Petzold hat seinen eigenen Bären

Wie nach den überraschend einmütig positiven Kritiken fast schon zu erwarten hat Christian Petzold mit seiner dritten Wettbewerbs-Einladung „Barbara“ nun auch seinen eigenen silbernen Bären für die Beste Regie erhalten (2007 hatte Nina Hoss bereits einen silbernen Bären für ihre Darstellung in Christan Petzolds „Yella“ erhalten).
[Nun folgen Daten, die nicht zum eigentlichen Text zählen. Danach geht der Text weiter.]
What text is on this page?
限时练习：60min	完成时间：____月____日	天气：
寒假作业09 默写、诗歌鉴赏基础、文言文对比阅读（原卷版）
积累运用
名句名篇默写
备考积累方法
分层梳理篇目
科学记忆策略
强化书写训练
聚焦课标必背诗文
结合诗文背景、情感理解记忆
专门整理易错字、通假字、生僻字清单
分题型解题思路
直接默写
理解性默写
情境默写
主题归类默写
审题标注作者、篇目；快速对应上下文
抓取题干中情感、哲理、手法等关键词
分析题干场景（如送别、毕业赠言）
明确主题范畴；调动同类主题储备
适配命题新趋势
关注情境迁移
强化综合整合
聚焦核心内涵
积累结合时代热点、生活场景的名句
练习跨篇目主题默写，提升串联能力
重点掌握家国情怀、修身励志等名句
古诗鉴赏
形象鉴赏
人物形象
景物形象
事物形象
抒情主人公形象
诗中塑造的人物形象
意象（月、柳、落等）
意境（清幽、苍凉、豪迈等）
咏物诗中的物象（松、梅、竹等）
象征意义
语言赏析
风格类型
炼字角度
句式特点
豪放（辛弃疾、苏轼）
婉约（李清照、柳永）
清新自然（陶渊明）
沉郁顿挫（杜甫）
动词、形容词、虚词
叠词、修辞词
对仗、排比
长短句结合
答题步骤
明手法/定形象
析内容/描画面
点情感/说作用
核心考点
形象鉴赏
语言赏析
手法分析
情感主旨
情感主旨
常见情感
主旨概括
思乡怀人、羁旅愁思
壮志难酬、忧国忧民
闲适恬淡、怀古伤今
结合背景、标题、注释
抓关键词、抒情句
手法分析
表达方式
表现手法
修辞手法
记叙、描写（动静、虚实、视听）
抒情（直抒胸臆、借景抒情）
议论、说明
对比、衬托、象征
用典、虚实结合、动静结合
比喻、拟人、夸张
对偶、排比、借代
Der Film mit ebenso starken Momenten wie (angesichts der Klasse) abenteuerlicher Anschluss-Macken spielt vorgergründig in der DDR der Achtzigerjahre, in der die Ärztin „Barbara“ (Nina Hoss) nach einem Ausreiseantrag erst Haft dann Verbannung von der Charité in die spitzelverseuchte Provinz erleidet. Davon losgelöst kann man ihn aber auch als Drama um Abhängigkeiten und die Kraft des freien Wilens betrachten. Wichtigster Wende-Satz, gesprochen von ihrem reich-naiven West-Lover (Mark Waschke): Wenn sie erst mal im Westen sei, könne sie immer ausschlafen, denn sie brauche ja nicht mehr arbeiten, „ich verdiene genug für uns beide.“ Das ist der Moment, in dem man in Nina Hoss Gesicht (99 Prozent des Film mit Merkelmundwinkeln…) die schauspielerische Klasse erkennt, die wortlos erzählt, dass dieser antiemazipatorische Satz den Unterschied zwischen gut und gut gemeint ausmacht. Ein einziger Minidialog, der in ihr die Erkenntnis aufblitzen lässt, das dies nicht das gelobte Land ist, von dem sie träumt und mehr über das Verhältnis von West und Ost aussagt als mancher gut gemeinte Film.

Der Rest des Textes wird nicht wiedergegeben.